Besides this discussion, Executive Vice President for Finance Aida Lu gave an impromptu explanation of the current financial state of ESC. Three different funding committees met this past week, with the Presidents and Provost Fund allocating $14,000 this semester, mostly to arts groups—KCST received $2,500 for their productions of Rosencrantz and Guildenstern are Dead and Julius Caesar, CUBE received $1,295 for their Alice in Wonderland performance, and so on. The CIF spent about $10,000 of the $20,000 allocated, and will save the rest for next semester. It funded 6 of 10 groups which applied, including $2,667 for CU Voltage drums equipment, $1,096 for SHARP’s OA system, and $100 to the VSA for a banner. And, finally, a JCCC proposal to fund the Chess Club $786 had to be voted upon by ESC. The Chess Club is attending a tournament in New Orleans and, unlike our well funded spectator sports, actually punches way over its weight. ESC voted unanimously to fund what expenses they could, though they only provided a relative proportion of the $2,750 requested.
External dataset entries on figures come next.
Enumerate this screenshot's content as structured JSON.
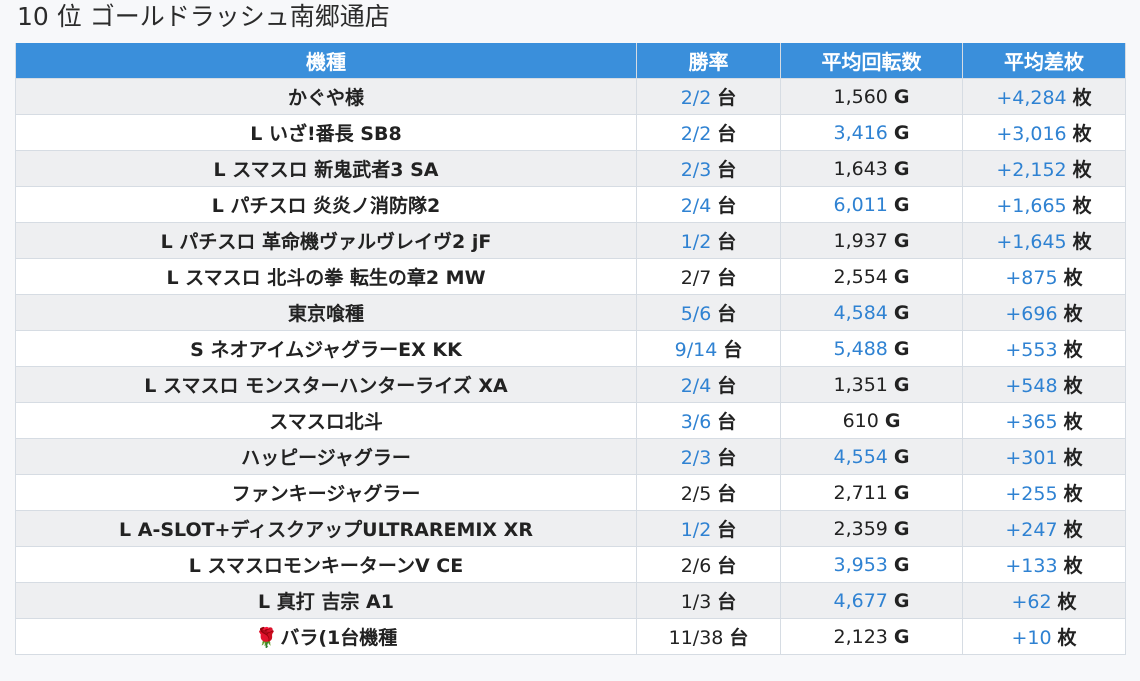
{
  "title": "10 位 ゴールドラッシュ南郷通店",
  "headers": {
    "model": "機種",
    "win_rate": "勝率",
    "avg_spins": "平均回転数",
    "avg_diff": "平均差枚"
  },
  "units": {
    "machines": "台",
    "games": "G",
    "medals": "枚"
  },
  "rows": [
    {
      "model": "かぐや様",
      "win_rate": "2/2",
      "win_hi": true,
      "spins": "1,560",
      "spins_hi": false,
      "diff": "+4,284",
      "diff_hi": true
    },
    {
      "model": "L いざ!番長 SB8",
      "win_rate": "2/2",
      "win_hi": true,
      "spins": "3,416",
      "spins_hi": true,
      "diff": "+3,016",
      "diff_hi": true
    },
    {
      "model": "L スマスロ 新鬼武者3 SA",
      "win_rate": "2/3",
      "win_hi": true,
      "spins": "1,643",
      "spins_hi": false,
      "diff": "+2,152",
      "diff_hi": true
    },
    {
      "model": "L パチスロ 炎炎ノ消防隊2",
      "win_rate": "2/4",
      "win_hi": true,
      "spins": "6,011",
      "spins_hi": true,
      "diff": "+1,665",
      "diff_hi": true
    },
    {
      "model": "L パチスロ 革命機ヴァルヴレイヴ2 jF",
      "win_rate": "1/2",
      "win_hi": true,
      "spins": "1,937",
      "spins_hi": false,
      "diff": "+1,645",
      "diff_hi": true
    },
    {
      "model": "L スマスロ 北斗の拳 転生の章2 MW",
      "win_rate": "2/7",
      "win_hi": false,
      "spins": "2,554",
      "spins_hi": false,
      "diff": "+875",
      "diff_hi": true
    },
    {
      "model": "東京喰種",
      "win_rate": "5/6",
      "win_hi": true,
      "spins": "4,584",
      "spins_hi": true,
      "diff": "+696",
      "diff_hi": true
    },
    {
      "model": "S ネオアイムジャグラーEX KK",
      "win_rate": "9/14",
      "win_hi": true,
      "spins": "5,488",
      "spins_hi": true,
      "diff": "+553",
      "diff_hi": true
    },
    {
      "model": "L スマスロ モンスターハンターライズ XA",
      "win_rate": "2/4",
      "win_hi": true,
      "spins": "1,351",
      "spins_hi": false,
      "diff": "+548",
      "diff_hi": true
    },
    {
      "model": "スマスロ北斗",
      "win_rate": "3/6",
      "win_hi": true,
      "spins": "610",
      "spins_hi": false,
      "diff": "+365",
      "diff_hi": true
    },
    {
      "model": "ハッピージャグラー",
      "win_rate": "2/3",
      "win_hi": true,
      "spins": "4,554",
      "spins_hi": true,
      "diff": "+301",
      "diff_hi": true
    },
    {
      "model": "ファンキージャグラー",
      "win_rate": "2/5",
      "win_hi": false,
      "spins": "2,711",
      "spins_hi": false,
      "diff": "+255",
      "diff_hi": true
    },
    {
      "model": "L A-SLOT+ディスクアップULTRAREMIX XR",
      "win_rate": "1/2",
      "win_hi": true,
      "spins": "2,359",
      "spins_hi": false,
      "diff": "+247",
      "diff_hi": true
    },
    {
      "model": "L スマスロモンキーターンⅤ CE",
      "win_rate": "2/6",
      "win_hi": false,
      "spins": "3,953",
      "spins_hi": true,
      "diff": "+133",
      "diff_hi": true
    },
    {
      "model": "L 真打 吉宗 A1",
      "win_rate": "1/3",
      "win_hi": false,
      "spins": "4,677",
      "spins_hi": true,
      "diff": "+62",
      "diff_hi": true
    },
    {
      "model": "バラ(1台機種",
      "model_icon": "rose-icon",
      "win_rate": "11/38",
      "win_hi": false,
      "spins": "2,123",
      "spins_hi": false,
      "diff": "+10",
      "diff_hi": true
    }
  ]
}
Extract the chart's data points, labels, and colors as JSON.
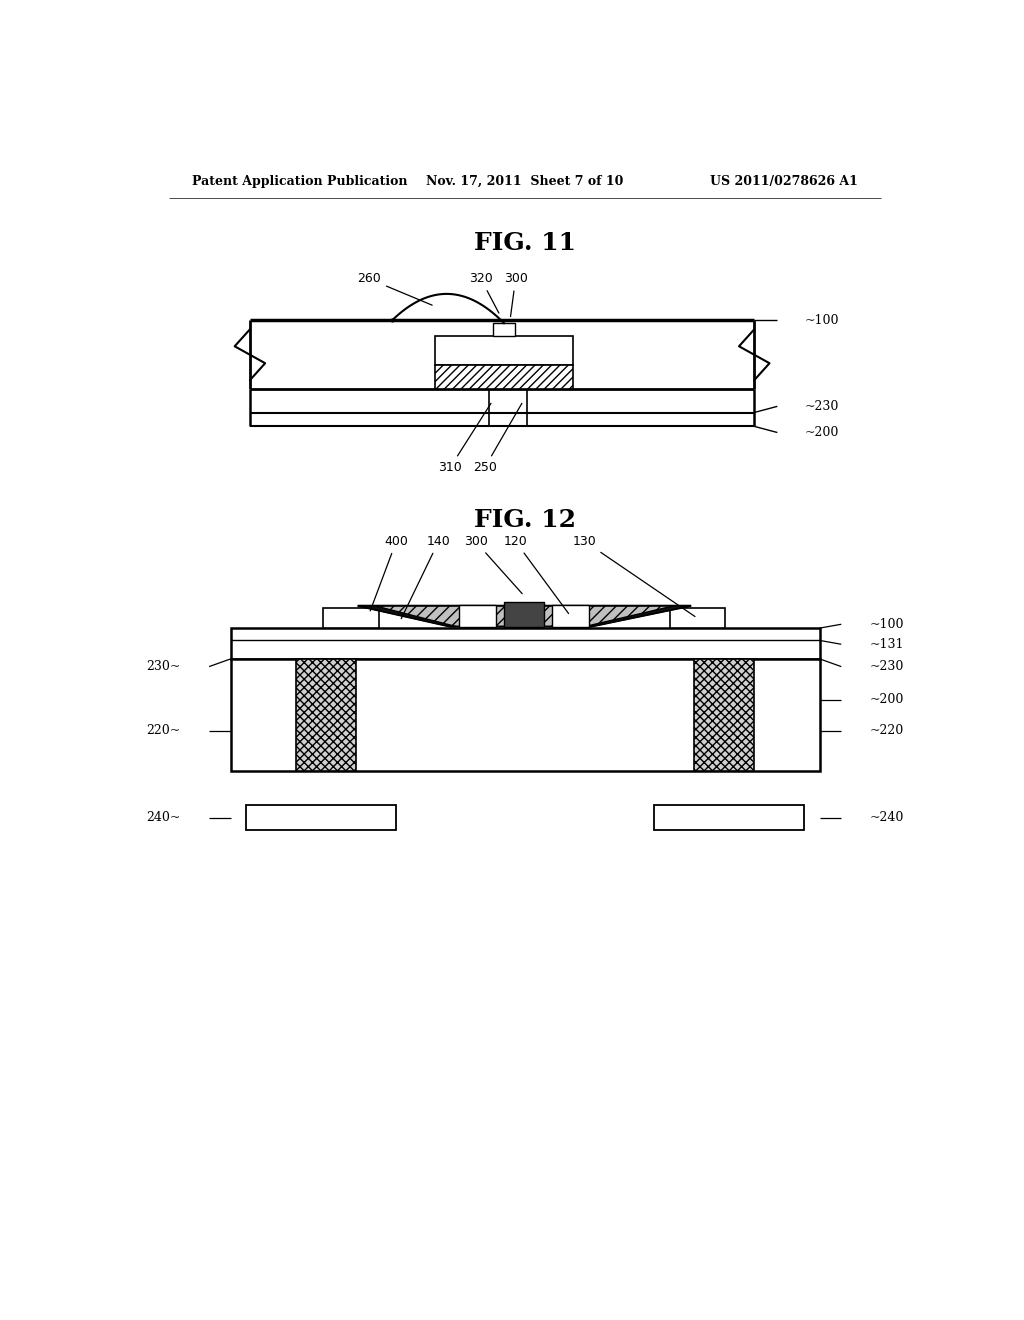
{
  "header_left": "Patent Application Publication",
  "header_center": "Nov. 17, 2011  Sheet 7 of 10",
  "header_right": "US 2011/0278626 A1",
  "fig11_title": "FIG. 11",
  "fig12_title": "FIG. 12",
  "bg_color": "#ffffff",
  "line_color": "#000000"
}
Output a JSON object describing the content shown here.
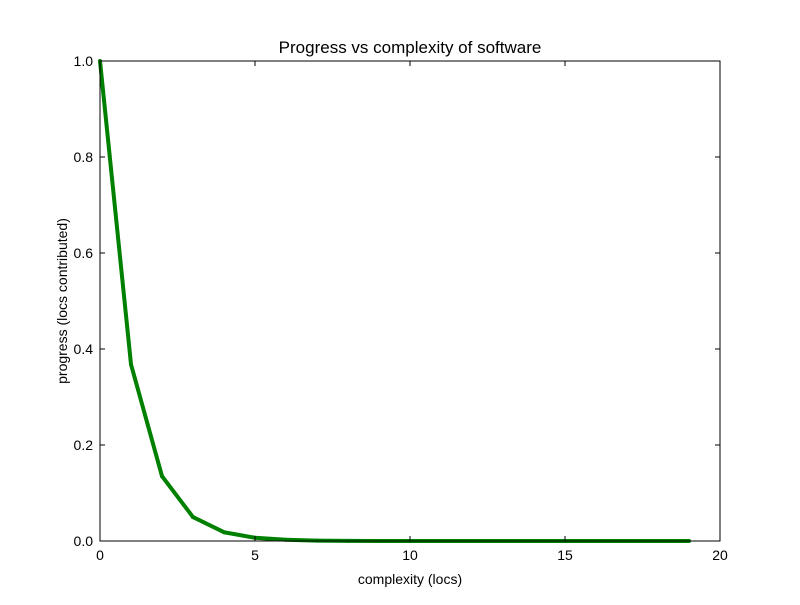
{
  "chart_data": {
    "type": "line",
    "title": "Progress vs complexity of software",
    "xlabel": "complexity (locs)",
    "ylabel": "progress (locs contributed)",
    "xlim": [
      0,
      20
    ],
    "ylim": [
      0.0,
      1.0
    ],
    "xticks": [
      "0",
      "5",
      "10",
      "15",
      "20"
    ],
    "yticks": [
      "0.0",
      "0.2",
      "0.4",
      "0.6",
      "0.8",
      "1.0"
    ],
    "grid": false,
    "series": [
      {
        "color": "#008000",
        "x": [
          0,
          1,
          2,
          3,
          4,
          5,
          6,
          7,
          8,
          9,
          10,
          11,
          12,
          13,
          14,
          15,
          16,
          17,
          18,
          19
        ],
        "values": [
          1.0,
          0.368,
          0.135,
          0.0498,
          0.0183,
          0.0067,
          0.0025,
          0.0009,
          0.0003,
          0.0001,
          0.0,
          0.0,
          0.0,
          0.0,
          0.0,
          0.0,
          0.0,
          0.0,
          0.0,
          0.0
        ]
      }
    ]
  }
}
Otherwise, JCCC gave Phi Iota Alpha $300 for an event and the Columbia Debate Society $300 for an upcoming college debate tournament.
- Executive President Neha Jain recounted her meeting with Dean Brovman, SEAS Associate Dean of Undergraduate Student Affairs and Global Programs. There’s a working group currently determining what to do with the space above 501 NoCo. In response to Mudd’s “rat smell,” President Jain explained that this was apparently a “complex problem.” Finally, tampon and pad dispensers are being considered for new locations.
- VP Kim explained that the problems of ESC’s website relate to the host, not ESC. He entered a ticket for the website’s problems, but there’s nothing else he can do to improve ESC’s web infrastructure.
- University Senator Izzet Kebudi, SEAS 2019, reported that there’s a recommended resolution on making the Wednesday before Thanksgiving an academic holiday, though they didn’t vote on it for this year as professors vary in whether they allow students to take off Wednesday classes. Most likely the resolution will go to plenary and, starting next year, the Thanksgiving Wednesday will be a holiday.
- Campus Affairs Rep Benjamin Barton reported that he met with Dining Advisory about putting up nutritional facts in dining halls, which was denied by Columbia Psychological Services and Ask Alice and Columbia Health because “anorexia.” He further say that Dining wants to put a Ferris 2.0 in the emptied space in Uris Hall, but dining is “at the bottom of the totem pole” in the battle for Uris. Finally, Representative Barton claimed that real lox is coming back to John Jay, which might help to turn John Jay Dining Hall away from being a myopic and absolutely horrible place to eat.